Product designers create the drawings and plans that determine how consumer goods appear and function. According to the National Careers Service, 42 percent of all people in the design industry work in product and industrial design, and the starting salary is upwards of £17,000 per year. Entry into a career in product design requires candidates to meet certain requirements.
Types of degrees
A bachelor's degree is typically necessary to work as a product designer. Around 50 per cent of all designers have at least a level four qualification, according to the National Careers Service, equating to at minimum, a BTEC professional diploma. Prospective product designers may also major in architecture or a specialised field in engineering, such as manufacturing, industrial or mechanical engineering.
Training and experience
Employers typically prefer to hire product designers who have some form of previous experience, such as working as an assistant to an experienced designer. Some industrial design degree programs include an internship as a part of their course requirements, allowing students to gain credit and work experience simultaneously. Other programs have cooperative work placements, in which students alternate semesters of taking classes with working in paid positions in product design. Once hired, new designers typically begin by performing basic tasks with their responsibilities increasing as they receive on-the-job training and experience. Several years of working as a product designer is usually necessary to become completely proficient in design, reports the Occupational Information Network.
Product designers use computers to perform many of the tasks associated with their work. As a result, knowledge of several types of computer software is necessary to gain employment in the field. Designers must have the ability to do computer-aided drafting with programs such as Audodesk and SolidWorks to create technical drawings. Desktop publishing software, such as Adobe InDesign and Microsoft Publisher, and graphics software, such as Corel Painter, Adobe Illustrator and McNeel Rhino, allow designers to create visuals of their projects. In addition, product designers often need to use office software, such as spreadsheets, e-mail and word processors.
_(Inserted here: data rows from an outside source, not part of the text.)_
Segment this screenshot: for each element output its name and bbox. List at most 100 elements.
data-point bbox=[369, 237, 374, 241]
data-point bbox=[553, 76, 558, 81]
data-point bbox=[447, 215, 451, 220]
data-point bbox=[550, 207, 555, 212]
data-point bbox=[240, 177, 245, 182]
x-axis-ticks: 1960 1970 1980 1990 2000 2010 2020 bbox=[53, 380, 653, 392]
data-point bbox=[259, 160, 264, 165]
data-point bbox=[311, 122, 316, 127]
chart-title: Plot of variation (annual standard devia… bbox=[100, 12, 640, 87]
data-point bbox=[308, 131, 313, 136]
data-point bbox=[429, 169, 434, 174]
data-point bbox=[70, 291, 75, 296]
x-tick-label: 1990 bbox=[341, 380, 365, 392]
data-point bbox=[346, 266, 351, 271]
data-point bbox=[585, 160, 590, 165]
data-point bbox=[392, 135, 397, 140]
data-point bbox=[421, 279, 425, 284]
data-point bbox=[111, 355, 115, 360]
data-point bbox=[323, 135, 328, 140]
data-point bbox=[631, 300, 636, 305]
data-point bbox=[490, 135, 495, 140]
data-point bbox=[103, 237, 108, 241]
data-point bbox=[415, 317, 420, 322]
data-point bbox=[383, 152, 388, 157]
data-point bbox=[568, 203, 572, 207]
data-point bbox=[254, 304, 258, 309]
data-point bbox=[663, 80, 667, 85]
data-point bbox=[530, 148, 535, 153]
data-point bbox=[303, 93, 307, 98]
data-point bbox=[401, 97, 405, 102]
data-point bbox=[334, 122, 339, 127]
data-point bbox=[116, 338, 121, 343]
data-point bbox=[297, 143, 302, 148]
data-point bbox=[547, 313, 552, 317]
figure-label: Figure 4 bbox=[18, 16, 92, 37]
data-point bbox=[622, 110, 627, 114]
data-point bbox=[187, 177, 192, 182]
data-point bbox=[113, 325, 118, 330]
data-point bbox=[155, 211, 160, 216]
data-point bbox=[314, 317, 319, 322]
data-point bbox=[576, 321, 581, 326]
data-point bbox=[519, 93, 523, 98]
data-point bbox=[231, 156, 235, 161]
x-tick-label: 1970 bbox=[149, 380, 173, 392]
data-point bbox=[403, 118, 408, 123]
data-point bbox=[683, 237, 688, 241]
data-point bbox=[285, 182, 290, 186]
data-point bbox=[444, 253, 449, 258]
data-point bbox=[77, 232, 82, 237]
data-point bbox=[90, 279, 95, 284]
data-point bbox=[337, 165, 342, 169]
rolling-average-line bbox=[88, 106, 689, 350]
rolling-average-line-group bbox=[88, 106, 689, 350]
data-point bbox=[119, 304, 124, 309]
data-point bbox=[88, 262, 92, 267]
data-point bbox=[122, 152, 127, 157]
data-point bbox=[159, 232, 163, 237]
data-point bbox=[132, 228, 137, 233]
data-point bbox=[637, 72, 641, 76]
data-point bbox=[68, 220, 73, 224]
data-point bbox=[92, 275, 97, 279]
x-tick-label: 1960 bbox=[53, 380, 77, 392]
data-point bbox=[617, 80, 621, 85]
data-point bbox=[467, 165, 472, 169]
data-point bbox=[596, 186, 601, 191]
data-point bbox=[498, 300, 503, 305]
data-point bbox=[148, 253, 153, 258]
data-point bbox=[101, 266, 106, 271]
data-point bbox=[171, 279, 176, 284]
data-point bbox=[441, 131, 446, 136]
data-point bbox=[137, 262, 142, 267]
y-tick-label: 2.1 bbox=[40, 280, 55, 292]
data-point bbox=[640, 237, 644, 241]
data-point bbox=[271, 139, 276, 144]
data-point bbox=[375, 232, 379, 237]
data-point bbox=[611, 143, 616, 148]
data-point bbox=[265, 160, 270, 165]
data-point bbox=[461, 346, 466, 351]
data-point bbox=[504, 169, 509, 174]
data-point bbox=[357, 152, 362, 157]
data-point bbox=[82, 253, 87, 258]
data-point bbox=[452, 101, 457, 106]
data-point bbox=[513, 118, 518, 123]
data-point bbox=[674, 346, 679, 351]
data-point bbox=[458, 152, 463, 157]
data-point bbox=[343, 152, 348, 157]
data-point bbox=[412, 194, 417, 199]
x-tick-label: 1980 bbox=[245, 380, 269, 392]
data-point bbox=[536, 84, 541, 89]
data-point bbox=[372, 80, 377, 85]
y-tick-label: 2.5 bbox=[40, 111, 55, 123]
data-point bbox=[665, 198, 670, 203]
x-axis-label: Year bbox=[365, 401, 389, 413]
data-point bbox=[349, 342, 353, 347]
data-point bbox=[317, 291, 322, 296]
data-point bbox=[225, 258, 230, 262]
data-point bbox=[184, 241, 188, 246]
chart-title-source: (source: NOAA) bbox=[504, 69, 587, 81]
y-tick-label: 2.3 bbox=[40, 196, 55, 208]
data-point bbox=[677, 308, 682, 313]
For success in the field, product designers must possess creativity and an eye for artistic elements, such as colour, symmetry and perspective. The ability to draw and paint are necessary, as well as an understanding of mathematics, physics and the basics of engineering. Problem-solving abilities are important for product engineers, who are often called on to make improvements to the way an existing product functions or appears. Designers must also have the ability to communicate orally to give presentations of their designs to clients and to collaborate with other designers who may be working on similar products or a different element of the same product.